To summarize, maintaining the low entropy living state in a non-firing neuron requires little energy. This implies that the brain may already be very efficient, where nearly all energy is used to function, grow, and adapt rather than pump the same ions 'uphill' over and over.
Cost of Intelligence
To quote Eliezer Yudkowsky again, "the evolutionary reasons for this are so obvious as to be worth belaboring." Mammalian brains may already be nearly as efficient as their physics and structure allows, and any increase in intelligence comes with a corresponding increase in energy demand. Brain energy consumption appears correlated with intelligence across different mammals, and humans have unusually high energy requirements due to our intelligence and brain size.
Therefore if an organism is going to compete while having a greater intelligence, it must be in a situation where this extra intelligence offers a competitive advantage. Once intelligence is adequate to meet the demands of survival in a given environment, extra intelligence merely imposes unnecessary nutritional requirements.
These thermodynamic realities of intelligence lead to the following corollary to Algernon’s Law:
Any increase in intelligence implies a corresponding increase in brain energy consumption.
Potential Implications
-Henry David Thoreau
This idea can be applied to both evaluate nootropics, and to understand and treat cognitive problems. It's unlikely that any drug will increase intelligence without adverse effects, unless it also acts to increase energy availability in the brain. From this perspective, we can categorically exclude any nootropic approaches which fail to increase oxidative metabolism in the brain.
This idea shifts the search for nootropics from neurotransmitter like drugs that improve focus and motivation, to those compounds which regulate and support oxidative metabolism such as glucose, thyroid hormones, some steroid hormones, cholesterol, oxygen, carbon dioxide, and enzyme cofactors.
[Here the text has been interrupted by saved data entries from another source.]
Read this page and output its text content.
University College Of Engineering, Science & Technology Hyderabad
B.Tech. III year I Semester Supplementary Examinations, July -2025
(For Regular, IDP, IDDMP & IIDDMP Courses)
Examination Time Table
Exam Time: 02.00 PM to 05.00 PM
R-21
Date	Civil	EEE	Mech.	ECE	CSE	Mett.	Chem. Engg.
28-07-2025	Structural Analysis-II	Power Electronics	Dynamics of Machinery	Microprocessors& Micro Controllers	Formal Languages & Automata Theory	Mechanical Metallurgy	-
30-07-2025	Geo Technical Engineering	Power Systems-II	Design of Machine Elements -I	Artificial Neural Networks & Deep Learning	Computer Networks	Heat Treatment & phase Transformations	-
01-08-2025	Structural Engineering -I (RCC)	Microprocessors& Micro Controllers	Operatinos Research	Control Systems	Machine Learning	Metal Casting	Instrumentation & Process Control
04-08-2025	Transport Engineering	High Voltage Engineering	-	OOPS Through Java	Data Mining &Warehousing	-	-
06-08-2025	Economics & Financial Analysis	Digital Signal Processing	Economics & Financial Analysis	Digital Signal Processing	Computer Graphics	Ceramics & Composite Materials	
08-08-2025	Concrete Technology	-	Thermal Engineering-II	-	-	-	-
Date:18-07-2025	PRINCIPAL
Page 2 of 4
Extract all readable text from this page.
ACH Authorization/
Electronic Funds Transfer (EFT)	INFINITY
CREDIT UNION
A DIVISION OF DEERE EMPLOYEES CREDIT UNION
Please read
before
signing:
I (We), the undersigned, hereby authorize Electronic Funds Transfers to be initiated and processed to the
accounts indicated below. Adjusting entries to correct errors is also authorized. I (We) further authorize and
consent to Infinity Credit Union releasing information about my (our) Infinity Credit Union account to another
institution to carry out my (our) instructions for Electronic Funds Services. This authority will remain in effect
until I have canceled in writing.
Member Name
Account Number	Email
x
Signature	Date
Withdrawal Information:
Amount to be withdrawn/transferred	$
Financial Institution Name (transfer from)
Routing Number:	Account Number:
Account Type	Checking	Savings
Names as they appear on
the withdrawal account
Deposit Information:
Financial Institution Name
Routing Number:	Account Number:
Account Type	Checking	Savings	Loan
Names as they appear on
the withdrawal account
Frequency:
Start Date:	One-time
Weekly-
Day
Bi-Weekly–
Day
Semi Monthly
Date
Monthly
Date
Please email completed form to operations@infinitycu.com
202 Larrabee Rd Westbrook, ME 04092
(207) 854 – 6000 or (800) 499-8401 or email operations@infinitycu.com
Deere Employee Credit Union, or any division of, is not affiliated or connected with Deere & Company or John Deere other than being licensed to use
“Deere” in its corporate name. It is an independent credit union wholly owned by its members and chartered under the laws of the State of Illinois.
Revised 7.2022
Why haven't we already found that these substances increase intelligence?
Deficiencies in all of these substances do reduce intelligence. Further raising brain metabolism above normal healthy levels should be expected to be a complex problem because of the interrelation between the molecules required to support metabolism:
If you increase oxidative metabolism, the demand for all raw materials of metabolism is correspondingly increased. Any single deficiency poses a bottleneck, and may result in the opposite of the intended result.
So this suggests a 'systems biology' approach to cognitive enhancement. It's necessary to consider how metabolism is regulated, and what substrates it requires. To raise intelligence in a safe and effective way, all of these substrates must have increased availability to the neuron, in appropriate ratios.
I am always leery of drawing analogies between brains and computers but this approach to cognitive enhancement is very loosely analogous to over-clocking a CPU. Over-clocking requires raising both the clock rate, and the energy availability (voltage). In the case of the brain, the effective 'clock rate' is controlled by hormones (primarily triiodothyronine aka T3), and energy availability is provided by glucose and other nutrients.
It's not clear if merely raising brain metabolism in this way will actually result in a corresponding increase in intelligence, however I think it's unlikely that the opposite is possible (increasing intelligence without raising brain metabolism).